I'm trying to convert a file System.Web.WebPages.Razor.dll.refresh from ASCII to UTF-16LE. When I run the file -i command on other refresh files in the directory, I get something like:

System.Web.Optimization.dll.refresh: text/plain; charset=utf-16le

And when I run it on my target file I get:

System.Web.WebPages.Razor.dll.refresh: text/plain; charset=us-ascii

I think this encoding difference is causing an error in my build pipeline, so I'm trying to convert this ASCII file to UTF-16LE so it's like the other refresh files. However, iconv doesn't seem to be giving me the output I'm looking for.

My command:

iconv -f US-ASCII -t UTF-16LE "System.Web.WebPages.Razor.dll.refresh" > "System.Web.WebPages.Razor.dll.refresh.new" && mv -f "System.Web.WebPages.Razor.dll.refresh.new" "System.Web.WebPages.Razor.dll.refresh"
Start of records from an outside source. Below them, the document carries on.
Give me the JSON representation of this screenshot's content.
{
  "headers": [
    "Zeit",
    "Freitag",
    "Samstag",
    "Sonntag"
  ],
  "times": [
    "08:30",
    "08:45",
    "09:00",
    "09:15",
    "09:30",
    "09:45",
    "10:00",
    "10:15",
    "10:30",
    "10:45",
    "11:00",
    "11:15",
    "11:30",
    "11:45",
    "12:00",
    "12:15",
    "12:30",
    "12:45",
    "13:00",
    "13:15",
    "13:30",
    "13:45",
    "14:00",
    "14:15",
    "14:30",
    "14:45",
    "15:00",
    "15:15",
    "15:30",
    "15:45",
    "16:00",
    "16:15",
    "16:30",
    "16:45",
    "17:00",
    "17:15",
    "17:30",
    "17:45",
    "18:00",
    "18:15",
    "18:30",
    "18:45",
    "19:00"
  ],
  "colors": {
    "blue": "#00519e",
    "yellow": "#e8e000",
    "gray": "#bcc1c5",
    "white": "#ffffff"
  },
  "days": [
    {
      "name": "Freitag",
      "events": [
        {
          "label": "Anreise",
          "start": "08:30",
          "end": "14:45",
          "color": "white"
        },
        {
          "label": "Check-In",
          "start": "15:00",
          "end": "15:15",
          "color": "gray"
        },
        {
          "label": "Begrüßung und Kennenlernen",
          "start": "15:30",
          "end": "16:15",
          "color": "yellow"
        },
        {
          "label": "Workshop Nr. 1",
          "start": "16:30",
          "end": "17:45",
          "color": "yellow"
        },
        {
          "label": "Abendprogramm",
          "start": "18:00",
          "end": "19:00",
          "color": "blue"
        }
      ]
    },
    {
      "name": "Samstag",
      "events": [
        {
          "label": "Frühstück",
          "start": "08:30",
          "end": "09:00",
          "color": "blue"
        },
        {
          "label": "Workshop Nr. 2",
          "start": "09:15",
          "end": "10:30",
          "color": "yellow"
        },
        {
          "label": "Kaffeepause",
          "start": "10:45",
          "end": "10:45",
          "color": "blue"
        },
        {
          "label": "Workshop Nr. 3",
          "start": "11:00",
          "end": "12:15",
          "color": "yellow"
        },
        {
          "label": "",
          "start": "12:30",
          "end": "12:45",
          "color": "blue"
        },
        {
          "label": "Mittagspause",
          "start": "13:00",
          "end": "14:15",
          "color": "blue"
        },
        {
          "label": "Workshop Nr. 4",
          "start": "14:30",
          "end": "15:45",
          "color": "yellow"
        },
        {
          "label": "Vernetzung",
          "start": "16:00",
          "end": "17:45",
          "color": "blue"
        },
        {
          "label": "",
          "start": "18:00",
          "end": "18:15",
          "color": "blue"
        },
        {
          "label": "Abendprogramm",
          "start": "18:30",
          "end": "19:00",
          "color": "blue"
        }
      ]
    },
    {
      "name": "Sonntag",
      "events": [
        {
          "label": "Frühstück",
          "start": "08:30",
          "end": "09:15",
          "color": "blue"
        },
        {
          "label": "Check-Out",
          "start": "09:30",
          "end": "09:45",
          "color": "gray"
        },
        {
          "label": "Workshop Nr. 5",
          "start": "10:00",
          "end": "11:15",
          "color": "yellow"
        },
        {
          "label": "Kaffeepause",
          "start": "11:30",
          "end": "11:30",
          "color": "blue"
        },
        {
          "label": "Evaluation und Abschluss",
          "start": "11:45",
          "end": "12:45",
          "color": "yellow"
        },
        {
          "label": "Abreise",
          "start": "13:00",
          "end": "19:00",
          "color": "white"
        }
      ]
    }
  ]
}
There are two issues with the output.

1) It spaces the file out (i.e. from this to t h i s).

2) When I run file -i on this new file, I get the following output:

System.Web.WebPages.Razor.dll.refresh: application/octet-stream; charset=binary

Why am I getting this binary output, and why is it spacing out the text? Is there a better way to convert this file to the proper encoding?

Ben Bynum
  • 318
  • 2
  • 10
  • 1
    If you're looking at a UTF-16 encoded file in something that expects a one-byte code unit instead of it's 2-byte units, yeah, you're going to get funny results. – Shawn Aug 19 '19 at 18:55

1 Answers1

2

file is showing your new file as binary data because it relies on a leading Byte Order Mark to tell if the contents are encoded in UTF-16. When you specify the endianness, iconv will leave out the BOM:

$ iconv -f us-ascii -t utf16le <<<test | xxd
00000000: 7400 6500 7300 7400 0a00                 t.e.s.t...

However, if you let it use the native endianness (Which on typical modern hardware is going to be LE 99% of the time):

$ iconv -f us-ascii -t utf16 <<<test | xxd
00000000: fffe 7400 6500 7300 7400 0a00            ..t.e.s.t...

the mark is there, and file -i will report it as foo.txt: text/plain; charset=utf-16le.

I'm not aware of a way to force iconv to always add the BOM with an explicit UTF-16 endianness. Instead, here's a perl one-liner that will convert to explicit UTF-16LE and add the BOM:

perl -0777 -pe 'BEGIN{binmode STDOUT,":encoding(utf16le)"; print "\x{FEFF}"}' in.txt > out.txt

Or alternatively using printf to print the LE-encoded BOM and iconv for the rest:

(printf "\xFF\xFE"; iconv -f us-ascii -t utf-16le in.txt) > out.txt
Shawn
  • 47,241
  • 3
  • 26
  • 60